When Lavine stepped down in 2012, Brad Hamm continued Medill’s expansion into the digital and international spheres. He sought to expand opportunities for students to travel abroad through Medill, but to also ensure that students’ experiences weren’t hindered by financial barriers.
While Hamm worked at both Indiana University and Elon University before coming to Northwestern, he said Medill’s global reach makes it unique.
“There are many strong, outstanding programs, but no one has the combination and the history of Medill,” he said. “No one has the multiple campuses, no one has the nationwide reach from San Francisco to D.C., no one has the Midwest and the Middle East.”
In 2021, Medill is faced with both old and new challenges and has fittingly found its dean in someone with an eye on both the past and the future: Charles Whitaker (Medill ‘80, ‘81).
As the first alumni to become dean in the school’s history, Whitaker said he feels a “tremendous responsibility” to continue the growth he’s observed since his time as a student.

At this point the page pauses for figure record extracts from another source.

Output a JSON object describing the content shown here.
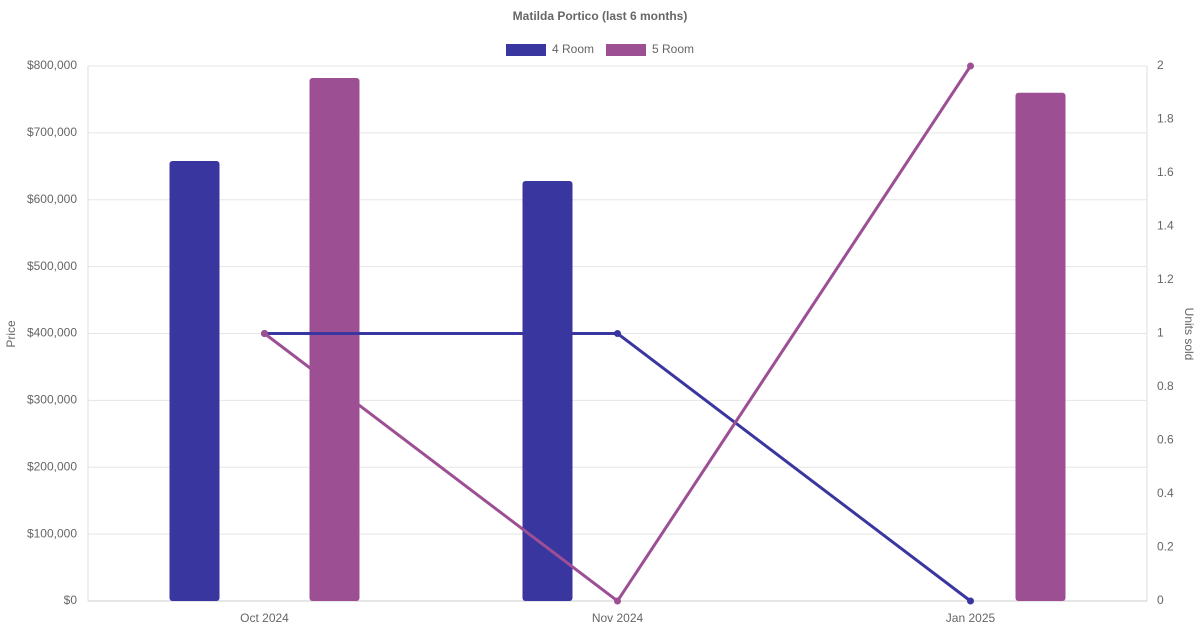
{
  "chart_data": {
    "type": "bar-line",
    "title": "Matilda Portico (last 6 months)",
    "y_label": "Price",
    "y2_label": "Units sold",
    "categories": [
      "Oct 2024",
      "Nov 2024",
      "Jan 2025"
    ],
    "series": [
      {
        "name": "4 Room",
        "color": "#3a36a0",
        "values": [
          658000,
          628000,
          null
        ],
        "y2_values": [
          1,
          1,
          0
        ]
      },
      {
        "name": "5 Room",
        "color": "#9d4f94",
        "values": [
          782000,
          null,
          760000
        ],
        "y2_values": [
          1,
          0,
          2
        ]
      }
    ],
    "ylim": [
      0,
      800000
    ],
    "yticks": [
      {
        "value": 0,
        "label": "$0"
      },
      {
        "value": 100000,
        "label": "$100,000"
      },
      {
        "value": 200000,
        "label": "$200,000"
      },
      {
        "value": 300000,
        "label": "$300,000"
      },
      {
        "value": 400000,
        "label": "$400,000"
      },
      {
        "value": 500000,
        "label": "$500,000"
      },
      {
        "value": 600000,
        "label": "$600,000"
      },
      {
        "value": 700000,
        "label": "$700,000"
      },
      {
        "value": 800000,
        "label": "$800,000"
      }
    ],
    "y2lim": [
      0,
      2
    ],
    "y2ticks": [
      0,
      0.2,
      0.4,
      0.6,
      0.8,
      1,
      1.2,
      1.4,
      1.6,
      1.8,
      2
    ],
    "grid": true
  }
}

“Our foundation is (and) has always been writing excellence, excellence in communication, fact-based journalism, ethics in journalism, marketing and advertising,” he said. “We are always going to be very much rooted in those things. The question then becomes ‘well, if that’s the foundation, how do you layer on top of that innovations that address the time?’”
Whitaker also said that Medill is now tasked with addressing the areas in which it has failed to live up to its standards, such as diversity and inclusion.
During his time as dean, he hopes to improve the diversity of faculty, students and curriculum to teach students how to engage with diverse communities through journalism, marketing and communication. Whitaker also plans to expand the amount of graduate and undergraduate Medill classes available to students in other schools to expand the conversation beyond Medill.
Whitaker previously implemented initiatives to continue Medill’s path into the digital age of journalism, both through incorporating digital elements into the existing curriculum and expanding classes exploring digital storytelling.
According to Lavine, many of the drivers of the Medill 2020 plan are still relevant today — namely, the need for journalism, marketing and advertising to better understand and serve its audience.
“My wish would be that everybody that goes to Medill would borrow the question that I’m sure I took from somebody else: ‘How can I help people be better informed?’” Lavine said. “Really engage that question and figure out how to make it better.”